What Marriage Equality Means to Me
In support of a local organization fighting to keep equal marriage rights in Massachusetts, I wrote this:
I am a white, healthy, educated, able-bodied woman. My parents are still married, and both have post-graduate degrees. I went to a Christian church throughout my childhood, and belonged to Christian youth groups in high school. I grew up knowing that I was privileged, and that I was lucky to not have to fight for basic respect, dignity and my own human rights. My family came to the United States on the Mayflower. I had no first-hand knowledge of what it means to be a minority. I was taught that the Constitution protected my rights, and everyone else’s, and that civil rights were something that had been fought for and won by other people, but were something I had always and would always have. So when, in my mid-twenties, I fell in love with a woman, I was thrust into a whole new world. A world that suddenly believed I was not worthy of the basic human right to marry the person I loved. Suddenly, the girlhood dream of a glamorous wedding was shattered as I realized that any wedding I had would be merely a ceremony. My marriage would not be legal. If I got hurt, my parents would still be considered my next-of-kin. If my partner and I decided to have a child, we’d still have to battle a slew of red tape and bureaucracy to ensure that ‘the law’ viewed us as equal parents. Suddenly, I was not a whole part of ‘The People of the United States of America,’ as the Constitution could no longer ensure that my rights as a human being were the same as everyone else’s.
Around the same time that I was discovering what this all meant to me, a nationwide debate began about whether or not I could get married. Because, after all, that’s what the debate is about. It’s not about this separate group of people. It’s about me. It’s about your cousin, your sister, your brother. It’s about each person who is in love with someone who happens to be of the same gender. I wondered why, at a time when our country is at war, when millions of Americans are in poverty, when millions of Americans can’t get adequate healthcare, why is it so dangerous for me to marry the person I love? Why does it even matter?

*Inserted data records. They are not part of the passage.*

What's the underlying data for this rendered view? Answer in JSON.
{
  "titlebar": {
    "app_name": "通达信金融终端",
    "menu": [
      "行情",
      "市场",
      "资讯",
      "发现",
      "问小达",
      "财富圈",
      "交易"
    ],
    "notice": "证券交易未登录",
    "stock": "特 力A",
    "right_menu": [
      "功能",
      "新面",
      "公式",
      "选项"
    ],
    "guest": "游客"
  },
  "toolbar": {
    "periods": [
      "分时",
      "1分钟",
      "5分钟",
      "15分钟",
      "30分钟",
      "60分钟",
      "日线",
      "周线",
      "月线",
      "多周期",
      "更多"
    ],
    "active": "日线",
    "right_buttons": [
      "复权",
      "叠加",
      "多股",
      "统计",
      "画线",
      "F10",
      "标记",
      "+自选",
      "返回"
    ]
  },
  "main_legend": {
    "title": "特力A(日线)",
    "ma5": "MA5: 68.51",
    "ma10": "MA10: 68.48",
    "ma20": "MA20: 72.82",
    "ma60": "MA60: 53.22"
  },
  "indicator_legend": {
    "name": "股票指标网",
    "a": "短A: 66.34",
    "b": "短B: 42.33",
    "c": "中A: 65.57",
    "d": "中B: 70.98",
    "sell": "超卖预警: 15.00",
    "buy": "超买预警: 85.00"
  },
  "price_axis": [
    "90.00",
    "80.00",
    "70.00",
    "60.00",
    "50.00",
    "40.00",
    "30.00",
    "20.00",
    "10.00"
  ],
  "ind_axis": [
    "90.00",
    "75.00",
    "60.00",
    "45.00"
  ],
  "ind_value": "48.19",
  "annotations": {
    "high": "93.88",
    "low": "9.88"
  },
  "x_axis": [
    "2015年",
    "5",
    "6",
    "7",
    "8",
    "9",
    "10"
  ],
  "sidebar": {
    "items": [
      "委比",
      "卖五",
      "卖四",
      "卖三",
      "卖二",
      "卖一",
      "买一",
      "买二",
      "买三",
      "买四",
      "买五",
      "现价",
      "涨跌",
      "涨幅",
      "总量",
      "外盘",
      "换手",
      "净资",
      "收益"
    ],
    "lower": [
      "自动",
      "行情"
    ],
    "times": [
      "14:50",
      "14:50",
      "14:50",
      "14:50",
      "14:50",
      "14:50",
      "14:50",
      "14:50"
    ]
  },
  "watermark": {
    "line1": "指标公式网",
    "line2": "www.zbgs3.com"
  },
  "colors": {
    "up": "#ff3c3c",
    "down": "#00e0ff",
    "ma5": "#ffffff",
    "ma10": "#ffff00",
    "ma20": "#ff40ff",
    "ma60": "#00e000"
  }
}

Massachusetts has decided that, at least while I’m within the borders of this state, I am a full human being. Now, everyday, I read in the newspaper about whether or not I deserve the right to choose whom I should marry. Everyday, I see politicians, whose salaries I help pay, debate and fight with each other about whether or not my rights matter. I am made to believe that I should feel grateful for the Supreme Court’s decision for marriage equality. In other states, I wouldn’t have this right. In this state, it could be taken away.
I don’t feel grateful because it seems that my rights should be indisputable. I still believe that I deserve ‘life, liberty and the pursuit of happiness.’ I am as much a human being, as much a citizen of Massachusetts and the United States as everyone who chooses to marry someone of the opposite gender, am I not?
Marriage equality means to me that the government acknowledges my civil rights, as a citizen of the United States. Marriage equality means that I can continue to believe, as I was taught, that the United States is founded on principles of equality and dignity for all people. The Constitution was not meant to deny my rights, but ensure them.
When you are deciding whether or not to support a Constitutional Amendment to ban marriage equality, and when you are deciding whether or not this question should be put to a vote, I beg you - consider my rights. Would you want to let the general population decide whether or not you should have the same rights as everyone else? Don’t you deserve the same rights as everyone else? Can you look me in the eye and tell me that I don’t?
4 Comments:
bravo !!!
thank you thank you !!
Did you mean in support of your FAVORITE equal-marriage-rights organization?
But seriously, reading this makes me very proud of the work that I do. And of you for writing this.
This is fantastic, and I hope it gets published. :-)
I'm grateful that Massachusetts allowed me and the woman I love to become each others' wives, and I hope y'all can do the same for others.
Oh, and this might help you with that Brian Camenker problem...just aim carefully, please. (Like, toward SB's house! ;-)
That is an amazing testimonial. Well said!
Thanks for visiting my blog The Big Question today and for standing up for what you believe in.